GWR Route: Banbury to Wolverhampton

Bordesley Station: gwrbg2280

Bordesley North Signal Box viewed from the Birmingham city-centre side on 20th March 1966

Bordesley North Signal Box viewed from the Birmingham city-centre side on 20th March 1966. This signal box was located next to the Up Main Line, where the sidings serving the cattle dock on the unused Duddeston viaduct diverged. It replaced a smaller signal box on Bordesley Station, when the track was quadrupling from Bordesley to Small Heath and the station layout remodelled. The Bordesley North Signal Box was opened on 1st September 1918 and was typical of the types then under construction. It is a Great Western Railway standard type 27C signal box of timber construction with a hipped roof, torpedo vents and a stove pipe chimney. The dimensions of this signal box were 29 feet long by 11 feet wide by 11 feet from rail height to the operating floor. The operating floor was accessed by an internal staircase and had the sliding three up / two down pane windows which are intrinsically associated with the Great Western Railway. The Signal Box housed a 47 lever, vertical tappet, three bar locking (VT3) frame with the levers set 4” between centres. There were six spare levers in the frame. This signal box closed on 26th February 1967, when the track arrangement was rationalised.

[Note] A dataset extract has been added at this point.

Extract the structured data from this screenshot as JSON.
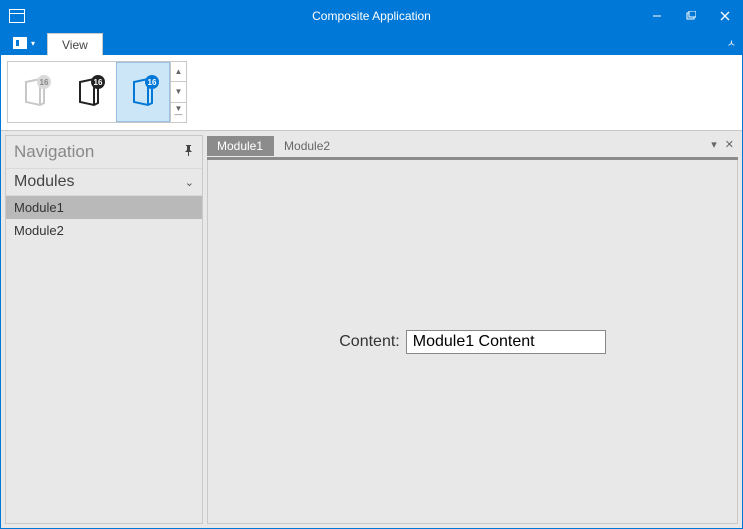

In the foreground can be seen a gradient post indicating that the line descended from this point. In fact the line from here to Moor Street dropped slightly (1 in 190 gradient) over a distance of 8 chains, then ran level on the viaduct for 59 chains, before rising steeply (1 in 45 gradient) for a distance of 24 chains which included the Snow Hill Tunnel. Special instructions were issued regarding the hand braking by the guard of Up trains to reduce the risk of slack couplings parting on the climb out of the dip and to Down trains to ensure Engines were not required to stop and restart prior to the rise through the tunnel. In the background, behind the Signal Box can be seen the cattle dock pens. A contract for the construction of these was let in February 1914 to W Pattinson & Sons of Westminster.